The Labour Party, in line with the UN and the Organisation of African Unity (predecessor of the African Union) recognised both the ANC and the Pan Africanist Congress as liberation movements. If we accepted the ANC as the “sole legitimate representative” of all South Africans then Labour would have to abandon our recognition of the PAC.

It would effectively give the ANC a veto over any contacts between Labour and any other South African movement. I thought this could not be supported and took the issue to my boss, international secretary, Jenny Little.

She was rather taken aback that I should question a suggestion that had come from the ANC, but since I had circulated a note to the chair of the International Committee, Joan Lestor MP, it could not simply be buried.

I found myself summoned to a meeting with the ANC. Joan Lestor and Jenny Little participated but more or less as independent observers. The ANC, clearly furious that its plans might be derailed, sent a powerful delegation, led by Abdul Minty, the honorary secretary of the Anti-Apartheid Movement.

Forced onto the defensive, isolated and vulnerable, I explained that there was no suggestion that the ANC was not the most important South African liberation movement and that the Labour party should acknowledge this. However, I argued, the ANC did not have exclusive ownership of the title of “liberation movement”, which it shared with the PAC. For the Labour Party to adopt this position would put us at odds with the Organisation of African Unity and UN. In any case, I suggested, the issue was one that could only be taken by the people of South Africa themselves, in a free election, after liberation. A rather awkward silence followed: the case was pretty unanswerable.

The ANC said it was not at all happy, but left it at that. The resolution was withdrawn, but the fallout continued. Soon dark rumours began circulating about me.
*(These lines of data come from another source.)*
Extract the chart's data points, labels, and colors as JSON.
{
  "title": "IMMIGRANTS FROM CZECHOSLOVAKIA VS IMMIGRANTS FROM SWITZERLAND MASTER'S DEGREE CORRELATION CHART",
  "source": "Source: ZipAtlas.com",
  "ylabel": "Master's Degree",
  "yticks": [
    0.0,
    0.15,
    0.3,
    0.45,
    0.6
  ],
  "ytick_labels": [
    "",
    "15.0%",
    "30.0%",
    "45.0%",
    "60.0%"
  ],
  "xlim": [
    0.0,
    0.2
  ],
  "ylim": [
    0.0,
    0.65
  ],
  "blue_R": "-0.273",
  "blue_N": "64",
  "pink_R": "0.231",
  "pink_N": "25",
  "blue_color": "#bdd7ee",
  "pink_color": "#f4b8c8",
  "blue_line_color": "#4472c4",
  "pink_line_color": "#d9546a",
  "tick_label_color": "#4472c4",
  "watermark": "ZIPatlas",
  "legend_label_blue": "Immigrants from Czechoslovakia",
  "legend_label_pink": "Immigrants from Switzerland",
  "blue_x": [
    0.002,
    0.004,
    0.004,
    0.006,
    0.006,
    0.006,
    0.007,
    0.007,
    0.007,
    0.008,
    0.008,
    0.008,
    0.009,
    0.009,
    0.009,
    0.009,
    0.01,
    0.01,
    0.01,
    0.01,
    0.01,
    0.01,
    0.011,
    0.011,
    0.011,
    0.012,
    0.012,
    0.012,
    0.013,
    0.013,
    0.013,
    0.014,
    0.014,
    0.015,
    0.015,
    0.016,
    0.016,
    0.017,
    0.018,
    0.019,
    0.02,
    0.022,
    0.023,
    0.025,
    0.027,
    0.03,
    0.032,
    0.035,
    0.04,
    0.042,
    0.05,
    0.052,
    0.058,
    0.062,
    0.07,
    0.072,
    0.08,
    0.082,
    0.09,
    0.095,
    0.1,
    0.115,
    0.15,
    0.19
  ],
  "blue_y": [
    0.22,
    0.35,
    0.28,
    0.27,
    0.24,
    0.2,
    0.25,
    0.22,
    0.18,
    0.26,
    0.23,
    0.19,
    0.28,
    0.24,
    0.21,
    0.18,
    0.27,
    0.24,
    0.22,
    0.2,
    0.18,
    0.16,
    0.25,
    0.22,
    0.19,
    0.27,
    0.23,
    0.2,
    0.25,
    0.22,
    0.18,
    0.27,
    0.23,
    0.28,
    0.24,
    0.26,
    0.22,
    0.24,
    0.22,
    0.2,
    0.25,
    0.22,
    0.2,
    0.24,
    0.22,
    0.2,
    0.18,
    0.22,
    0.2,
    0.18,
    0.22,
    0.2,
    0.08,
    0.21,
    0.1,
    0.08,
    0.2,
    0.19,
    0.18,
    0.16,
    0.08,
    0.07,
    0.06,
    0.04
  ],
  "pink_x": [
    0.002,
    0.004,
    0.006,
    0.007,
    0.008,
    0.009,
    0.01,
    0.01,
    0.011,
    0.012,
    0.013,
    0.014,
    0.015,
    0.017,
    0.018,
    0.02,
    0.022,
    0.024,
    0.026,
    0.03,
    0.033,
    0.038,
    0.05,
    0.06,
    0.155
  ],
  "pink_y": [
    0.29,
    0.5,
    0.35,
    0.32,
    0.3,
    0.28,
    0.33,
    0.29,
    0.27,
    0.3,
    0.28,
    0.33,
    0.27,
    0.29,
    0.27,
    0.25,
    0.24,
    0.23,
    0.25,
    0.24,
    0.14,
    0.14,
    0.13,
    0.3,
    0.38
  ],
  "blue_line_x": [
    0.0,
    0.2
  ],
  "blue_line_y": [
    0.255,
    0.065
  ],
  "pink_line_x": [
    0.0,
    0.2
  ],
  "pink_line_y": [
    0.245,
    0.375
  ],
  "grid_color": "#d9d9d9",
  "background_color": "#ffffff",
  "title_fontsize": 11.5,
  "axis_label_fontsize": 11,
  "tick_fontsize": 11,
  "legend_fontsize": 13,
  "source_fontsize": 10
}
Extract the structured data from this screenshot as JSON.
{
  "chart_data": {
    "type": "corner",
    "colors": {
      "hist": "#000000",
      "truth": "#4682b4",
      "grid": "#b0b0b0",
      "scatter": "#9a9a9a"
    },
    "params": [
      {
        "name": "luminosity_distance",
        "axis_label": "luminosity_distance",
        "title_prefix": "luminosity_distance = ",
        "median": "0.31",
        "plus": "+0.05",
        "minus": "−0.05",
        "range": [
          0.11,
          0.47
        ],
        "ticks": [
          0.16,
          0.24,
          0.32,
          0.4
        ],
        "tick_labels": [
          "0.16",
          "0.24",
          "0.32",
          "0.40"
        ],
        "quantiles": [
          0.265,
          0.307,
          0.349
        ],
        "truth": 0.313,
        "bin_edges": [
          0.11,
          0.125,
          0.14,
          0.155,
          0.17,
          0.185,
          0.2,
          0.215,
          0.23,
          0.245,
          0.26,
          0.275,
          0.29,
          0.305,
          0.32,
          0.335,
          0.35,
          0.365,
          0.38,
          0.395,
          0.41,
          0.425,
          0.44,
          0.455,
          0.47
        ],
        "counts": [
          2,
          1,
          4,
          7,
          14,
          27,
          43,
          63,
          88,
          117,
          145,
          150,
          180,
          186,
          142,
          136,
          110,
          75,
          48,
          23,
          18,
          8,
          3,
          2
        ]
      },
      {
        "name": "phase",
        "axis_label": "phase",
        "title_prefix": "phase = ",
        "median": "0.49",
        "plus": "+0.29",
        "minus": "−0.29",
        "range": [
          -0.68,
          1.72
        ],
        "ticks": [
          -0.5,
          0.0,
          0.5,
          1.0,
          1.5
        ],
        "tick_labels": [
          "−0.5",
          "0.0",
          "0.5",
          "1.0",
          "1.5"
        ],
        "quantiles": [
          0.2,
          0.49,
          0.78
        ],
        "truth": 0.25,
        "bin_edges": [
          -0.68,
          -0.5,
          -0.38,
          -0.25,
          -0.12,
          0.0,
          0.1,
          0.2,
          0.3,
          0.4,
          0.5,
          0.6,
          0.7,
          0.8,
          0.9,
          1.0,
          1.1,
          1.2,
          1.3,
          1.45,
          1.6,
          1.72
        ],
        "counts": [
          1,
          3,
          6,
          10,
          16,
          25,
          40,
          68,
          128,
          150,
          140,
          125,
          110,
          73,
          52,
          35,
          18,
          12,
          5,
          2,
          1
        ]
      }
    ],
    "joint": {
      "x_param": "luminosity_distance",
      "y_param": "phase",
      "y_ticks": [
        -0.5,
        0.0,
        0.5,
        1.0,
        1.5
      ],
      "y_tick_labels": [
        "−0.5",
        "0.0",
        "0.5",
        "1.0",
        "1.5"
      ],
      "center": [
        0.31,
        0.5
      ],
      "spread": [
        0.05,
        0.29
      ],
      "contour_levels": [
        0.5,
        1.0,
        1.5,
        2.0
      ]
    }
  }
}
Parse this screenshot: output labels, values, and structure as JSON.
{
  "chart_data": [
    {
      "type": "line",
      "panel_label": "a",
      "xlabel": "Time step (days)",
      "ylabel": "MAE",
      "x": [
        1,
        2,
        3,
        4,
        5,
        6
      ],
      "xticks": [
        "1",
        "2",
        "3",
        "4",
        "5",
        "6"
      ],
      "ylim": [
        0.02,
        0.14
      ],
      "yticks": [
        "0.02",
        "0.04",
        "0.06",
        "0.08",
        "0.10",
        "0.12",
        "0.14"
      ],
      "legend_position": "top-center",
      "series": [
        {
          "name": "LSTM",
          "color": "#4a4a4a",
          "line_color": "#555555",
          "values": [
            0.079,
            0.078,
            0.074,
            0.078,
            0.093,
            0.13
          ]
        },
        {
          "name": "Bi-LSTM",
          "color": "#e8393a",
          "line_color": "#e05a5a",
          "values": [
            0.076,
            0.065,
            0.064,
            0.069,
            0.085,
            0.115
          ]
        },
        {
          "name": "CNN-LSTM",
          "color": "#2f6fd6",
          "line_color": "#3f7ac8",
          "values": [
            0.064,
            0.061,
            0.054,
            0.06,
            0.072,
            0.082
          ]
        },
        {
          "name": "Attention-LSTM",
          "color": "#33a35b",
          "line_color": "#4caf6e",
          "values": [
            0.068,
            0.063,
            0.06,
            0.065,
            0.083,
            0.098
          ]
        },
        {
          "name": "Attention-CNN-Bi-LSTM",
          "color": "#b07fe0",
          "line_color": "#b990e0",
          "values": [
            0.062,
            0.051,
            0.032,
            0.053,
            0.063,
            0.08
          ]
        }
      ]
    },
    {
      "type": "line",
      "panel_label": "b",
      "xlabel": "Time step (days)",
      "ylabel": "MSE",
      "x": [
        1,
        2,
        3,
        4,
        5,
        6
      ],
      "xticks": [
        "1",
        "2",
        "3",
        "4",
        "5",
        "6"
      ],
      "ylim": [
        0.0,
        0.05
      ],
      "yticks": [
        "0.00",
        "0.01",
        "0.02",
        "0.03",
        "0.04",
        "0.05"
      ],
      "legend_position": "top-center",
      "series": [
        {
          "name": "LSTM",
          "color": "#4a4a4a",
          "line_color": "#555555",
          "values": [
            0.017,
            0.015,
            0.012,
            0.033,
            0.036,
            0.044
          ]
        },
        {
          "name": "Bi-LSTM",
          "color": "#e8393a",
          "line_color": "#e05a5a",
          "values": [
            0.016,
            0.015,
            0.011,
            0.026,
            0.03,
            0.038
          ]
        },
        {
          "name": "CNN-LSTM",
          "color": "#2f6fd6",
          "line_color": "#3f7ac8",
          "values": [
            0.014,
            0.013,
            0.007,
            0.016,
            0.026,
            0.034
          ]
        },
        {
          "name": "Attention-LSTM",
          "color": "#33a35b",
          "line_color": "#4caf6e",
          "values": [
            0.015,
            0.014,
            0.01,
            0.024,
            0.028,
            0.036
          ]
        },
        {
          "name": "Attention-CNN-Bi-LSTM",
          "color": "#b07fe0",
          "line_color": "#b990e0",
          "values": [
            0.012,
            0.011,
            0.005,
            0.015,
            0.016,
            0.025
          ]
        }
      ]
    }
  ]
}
This was very uncomfortable, since white South Africans were not flavour of the month at this time.

Nonetheless, I continued to work with the ANC and to represent the Labour Party on the Anti-Apartheid Movement, but the relationship was cold and sour. I got on with individual members of the exile community, but henceforth I was regarded with suspicion by the ANC and its allies.

The issue of the ANC’s status still rankles with some in the party. As recently as 2011, Cassel Mathale, then Limpopo chairman and incumbent premier for the region, complained that it had been “western nations…who failed to recognise our African National Congress as the sole legitimate representative of the people of South Africa during the time when the apartheid government was killing and torturing us.” Mathale, like others in the ANC, forgets that it was Africa and the UN that took the lead on this issue, not “western nations”.

As Brown and Yaffe point out, “in reality, the integration of ANC and South African Communist Party cadre into the leadership of the Anti-Apartheid Movement ensured that it effectively recognised the ANC as ‘the sole legitimate representative’ of the South African people and seldom campaigned directly for PAC or Black Consciousness affiliated prisoners, largely excluding their representatives from public events.”

Anyone who challenged this position was excluded and isolated. Joining the Labour party as a researcher, I found this to my cost. The impact on Norma Kitson was far more severe.

This is the background to the split between the ANC and the far-left groups that were behind the Non-Stop Picket. It’s a sorry tale, but not one that involves Jeremy Corbyn.

Martin Plaut is a fellow at the Institute of Commonwealth Studies, University of London. His most recent book is a biography of Robert Mugabe with Sue Onslow.

This article first appeared in the New Statesman.